Closed martinpopel closed 7 years ago
Merged. But to put things straight: the validator was not failing with an exception. It caught and reported the exception. :) I think a solution would be to move the try ... except
block https://github.com/UniversalDependencies/tools/blob/master/validate.py#L706 tighter around the sentence. That would pretty much achieve what you suggest: i.e. fail and move on to the next sentence. Then again, if there is a wrong number of columns, it's fine to scream and quit - the treebank is broken and whoever is working on it will be fixing it anyway. I think it's much less important when and how the validator reports, providing it doesn't pass incorrect stuff through.
I fully agree.
@martinpopel I am a bit scared to rock the boat this late in the game, but if you have a bit of free time at your hands, it would be good to have a third pair of eyes look at the validator's test suite and see nothing is forgotten. In the past few releases, there's always been one treebank which managed to sneak wrong data through the validator. I'd hate to have that happen again. :slightly_frowning_face: Thanks! :+1:
@fginter: I am not aware of any missing tests in validate.py
.
I have some ideas for svalidation e.g. that SYM and PUNCT are not alphabetical.

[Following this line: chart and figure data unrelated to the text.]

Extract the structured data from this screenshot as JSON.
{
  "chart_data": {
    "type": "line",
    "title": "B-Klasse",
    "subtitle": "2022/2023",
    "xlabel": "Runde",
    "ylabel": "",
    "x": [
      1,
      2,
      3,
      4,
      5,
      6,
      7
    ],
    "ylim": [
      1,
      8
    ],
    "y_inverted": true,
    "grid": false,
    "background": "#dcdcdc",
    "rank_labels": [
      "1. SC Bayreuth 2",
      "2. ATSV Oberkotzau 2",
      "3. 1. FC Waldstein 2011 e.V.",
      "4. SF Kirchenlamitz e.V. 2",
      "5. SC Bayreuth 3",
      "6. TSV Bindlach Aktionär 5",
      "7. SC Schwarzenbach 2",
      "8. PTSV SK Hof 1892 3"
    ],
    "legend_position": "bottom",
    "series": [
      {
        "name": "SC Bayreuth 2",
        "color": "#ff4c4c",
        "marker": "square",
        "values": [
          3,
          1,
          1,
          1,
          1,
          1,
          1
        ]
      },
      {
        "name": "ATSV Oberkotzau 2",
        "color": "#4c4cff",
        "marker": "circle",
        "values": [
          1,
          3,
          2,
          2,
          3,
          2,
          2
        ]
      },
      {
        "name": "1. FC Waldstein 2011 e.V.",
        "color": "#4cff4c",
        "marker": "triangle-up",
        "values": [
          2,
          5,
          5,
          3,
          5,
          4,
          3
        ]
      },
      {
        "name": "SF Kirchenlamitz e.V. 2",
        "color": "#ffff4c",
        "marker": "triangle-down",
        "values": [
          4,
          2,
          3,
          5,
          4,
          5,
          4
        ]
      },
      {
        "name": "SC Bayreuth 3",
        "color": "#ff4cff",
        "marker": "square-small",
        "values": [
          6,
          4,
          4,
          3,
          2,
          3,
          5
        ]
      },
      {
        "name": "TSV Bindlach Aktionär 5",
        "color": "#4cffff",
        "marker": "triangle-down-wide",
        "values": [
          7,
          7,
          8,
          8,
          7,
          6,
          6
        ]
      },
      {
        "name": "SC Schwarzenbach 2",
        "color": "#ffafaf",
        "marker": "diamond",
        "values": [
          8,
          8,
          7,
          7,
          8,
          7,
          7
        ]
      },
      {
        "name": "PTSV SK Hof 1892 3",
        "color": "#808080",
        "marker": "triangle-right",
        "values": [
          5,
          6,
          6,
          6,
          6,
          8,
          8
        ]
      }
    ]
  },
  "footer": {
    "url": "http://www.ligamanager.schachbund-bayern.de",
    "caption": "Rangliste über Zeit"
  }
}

I plan to devote my today's free time to fixing the treebanks which FAIL validation (and it seems their maintainers don't plan to fix it today before the data freeze).
and it should not fail with exception on invalid data, it should rather report which lines are invalid.
This commit prevents exceptions when a CoNLL-U contains e.g. just one column instead of 10 columns. It is not very elegant, I admit. Maybe it would be better to just jump to the next tree after reporting less than 10 columns.